Truly Irish Country Foods will showcase a new range of fresh and cured products for the foodservice sector as well as its retail dry cured bacon joints at this year’s Catex exhibition.

The exhibition will run at Dublin’s RDS from Tuesday, February 26 to Thursday, February 28.

Newcastle West based Truly Irish was founded in 2009 and has 85 pork farmer shareholders, operating as a limited company, with membership of Origin Green.

“We are targeting the foodservice sector with premium Irish pork products. This is a new area of activity for the company,” said Joe O’Connor of the commercial department. “We are also expanding into retail pork and bacon products. We previously were active only in the breakfast meat category,” he said.

Traceability

“Truly Irish was set up in 2009 because of the use of imported raw material in brand name breakfast meats. Our motto is ‘Our name is our guarantee’. We only see Irish product from our own farms. We can guarantee the provenance, traceability and quality of all of our products,” said Joe.

Last year celebrity chef, Neven Maguire, visited the Kerry home of Truly Irish’s CEO, Mike McAuliffe, for the 2018 series, ‘Neven’s Irish Food Trails’ which was aired on RTE.

The CEO said: ”At Truly Irish we are committed to raising the profile of quality Irish pork products.

Our farmers implement innovative techniques such as ‘freedom farrowing’ where the sows have more space to move around than standard and therefore leads to higher welfare.

Joe O’Connor said: “Across all of our farms we operate to the Bord Bia quality standards and department of agriculture standards and higher. We have codes of practice that promote the highest level of animal welfare in the industry.”

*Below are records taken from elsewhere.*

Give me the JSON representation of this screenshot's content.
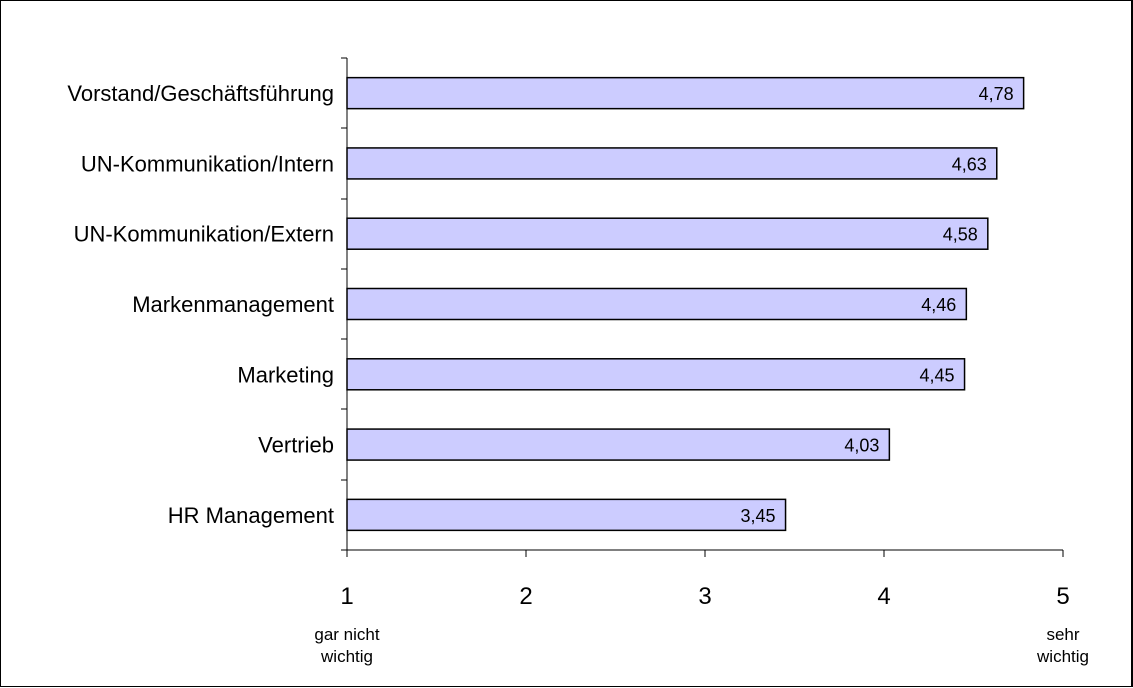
{
  "chart_data": {
    "type": "bar",
    "orientation": "horizontal",
    "categories": [
      "Vorstand/Geschäftsführung",
      "UN-Kommunikation/Intern",
      "UN-Kommunikation/Extern",
      "Markenmanagement",
      "Marketing",
      "Vertrieb",
      "HR Management"
    ],
    "values": [
      4.78,
      4.63,
      4.58,
      4.46,
      4.45,
      4.03,
      3.45
    ],
    "value_labels": [
      "4,78",
      "4,63",
      "4,58",
      "4,46",
      "4,45",
      "4,03",
      "3,45"
    ],
    "xlim": [
      1,
      5
    ],
    "x_ticks": [
      1,
      2,
      3,
      4,
      5
    ],
    "x_tick_labels": [
      "1",
      "2",
      "3",
      "4",
      "5"
    ],
    "x_end_labels": {
      "low": [
        "gar nicht",
        "wichtig"
      ],
      "high": [
        "sehr",
        "wichtig"
      ]
    },
    "grid": false,
    "bar_color": "#ccccff",
    "bar_border_color": "#000000"
  }
}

Mike McAuliffe said that the organisation incorporates seaweed-based supplements into the animal feed to enhance the quality and flavour of the end products. “We are very excited about the addition of bacon and ham joints to the portfolio and are delighted with the positive response to date.”

Developing new markets

The uncertainty around Brexit is a headache. “We are concerned about Brexit on the basis that we use the UK as a landbridge to the continent weekly. We do not sell much in the UK as we could not recover prices after the sterling fell in the last few years, so we have been busy developing other markets,” Joe said.

The Irish market is the focus for retail and food service. Food service is also targeting continental Europe and Singapore, with Vietnam and Thailand being explored too.

“We aim to develop an integrated pork business with the company being involved from animal production to selling the final retail product. We will have efficiencies as we take steps out of the supply chain and aim to deliver extra margin to our farmer shareholders.”